Hi everyone,
I am completely stumped on something and am hoping some of you might have helpful suggestions, or might identify something I am missing. I have estimated a linear latent growth model that measures change in a measure administered at multiple time points. I am testing a mediational model in which the slope of the LGM represents the proposed mediator. The script for my model is as follows:
model1 <- "INT =~ 1*M0 + 1*M1 + 1*M2 + 1*M3 + 1*M4 + 1*M5
SLP =~ 0*M0 + 1*M1 + 2*M2 + 3*M3 + 4*M4 + 5*M5
INT~~SLP
INT ~ IV + cov1
SLP ~ IV
DV ~ INT + SLP + IV + cov1 + cov2 + cov3"
growthmodel1 <- growth(model1, data=dat, estimator="MLM")
summary(growthmodel1, standardized=T, rsquare=T, fit.measures=T)
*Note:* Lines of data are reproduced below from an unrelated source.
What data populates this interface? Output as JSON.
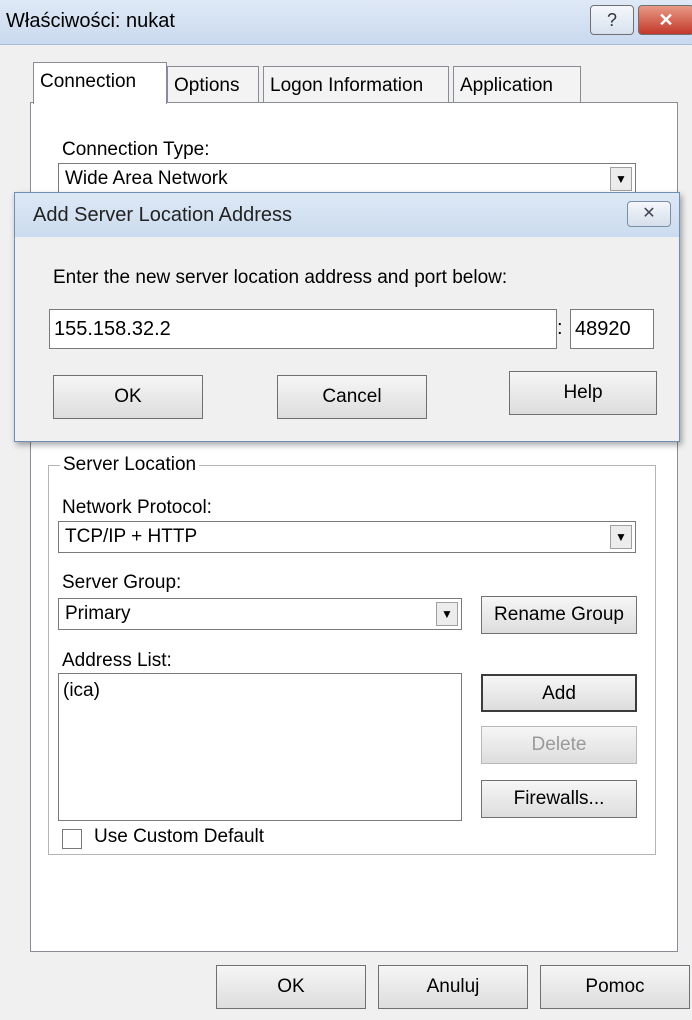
{
  "window": {
    "title": "Właściwości: nukat",
    "help_glyph": "?",
    "close_glyph": "✕"
  },
  "tabs": [
    {
      "label": "Connection"
    },
    {
      "label": "Options"
    },
    {
      "label": "Logon Information"
    },
    {
      "label": "Application"
    }
  ],
  "connection": {
    "type_label": "Connection Type:",
    "type_value": "Wide Area Network"
  },
  "dialog": {
    "title": "Add Server Location Address",
    "close_glyph": "✕",
    "prompt": "Enter the new server location address and port below:",
    "address_value": "155.158.32.2",
    "separator": ":",
    "port_value": "48920",
    "ok_label": "OK",
    "cancel_label": "Cancel",
    "help_label": "Help"
  },
  "server_location": {
    "group_title": "Server Location",
    "protocol_label": "Network Protocol:",
    "protocol_value": "TCP/IP + HTTP",
    "group_label": "Server Group:",
    "group_value": "Primary",
    "rename_label": "Rename Group",
    "address_list_label": "Address List:",
    "addresses": [
      "(ica)"
    ],
    "add_label": "Add",
    "delete_label": "Delete",
    "firewalls_label": "Firewalls...",
    "custom_default_label": "Use Custom Default",
    "custom_default_checked": false
  },
  "footer": {
    "ok_label": "OK",
    "cancel_label": "Anuluj",
    "help_label": "Pomoc"
  },
  "colors": {
    "titlebar": "#c9d9ee",
    "close_button": "#c4382a",
    "panel": "#ffffff",
    "window_bg": "#f0f0f0"
  },
  "icons": {
    "dropdown": "chevron-down-icon",
    "close": "close-icon",
    "help": "help-icon"
  }
}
This model has good fit, as shown in the output below, χ2(80) = 118.35, robust CFI = .987, robust RMSEA = .053, SRMR = .041
It was recently suggested to me that I estimate the covariances between all exogenous predictors (beyond those that already have specified regression relationships). However, when I include them in the model, fit substantially worsens and df decrease by only one, as shown below:
model2 <- "INT =~ 1*M0 + 1*M1 + 1*M2 + 1*M3 + 1*M4 + 1*M5
SLP =~ 0*M0 + 1*M1 + 2*M2 + 3*M3 + 4*M4 + 5*M5
INT~~SLP
INT ~ IV + cov1
SLP ~ IV
DV ~ INT + SLP + IV + cov1 + cov2 + cov3
INT~~cov2
INT~~cov3
SLP~~cov1
SLP~~cov2
SLP~~cov3
IV~~cov1
IV~~cov2
IV~~cov3
cov1~~cov2
cov1~~cov3
cov2~~cov3"
growthmodel2 <- growth(model2, data=dat, estimator="MLM")
summary(growthmodel2, standardized=T, rsquare=T, fit.measures=T) #NOTE default was automatically changed to fixed.x=FALSE
χ2(79) = 1090.31, robust CFI = .672, robust RMSEA = .270, SRMR = 18.47
In fact, it seems that including any exogenous covariances has a strange effect, as model fit worsened and df increased when I replaced one regression (INT ~ IV + cov1) with the relevant covariances:
model3 <- "INT =~ 1*M0 + 1*M1 + 1*M2 + 1*M3 + 1*M4 + 1*M5
SLP =~ 0*M0 + 1*M1 + 2*M2 + 3*M3 + 4*M4 + 5*M5
INT~~SLP
SLP ~ IV
DV ~ INT + SLP + IV + cov1 + cov2 + cov3
INT~~IV
INT~~cov1”
growthmodel3 <- growth(model3, data=dat, estimator="MLM")
summary(growthmodel3, standardized=T, rsquare=T, fit.measures=T) #NOTE default was automatically changed to fixed.x=FALSE
χ2(89) = 2273.19, robust CFI = .434, robust RMSEA = .334, SRMR = 17.38
Can anyone help me identify why this might be happening, and how I might fix it? Thanks in advance!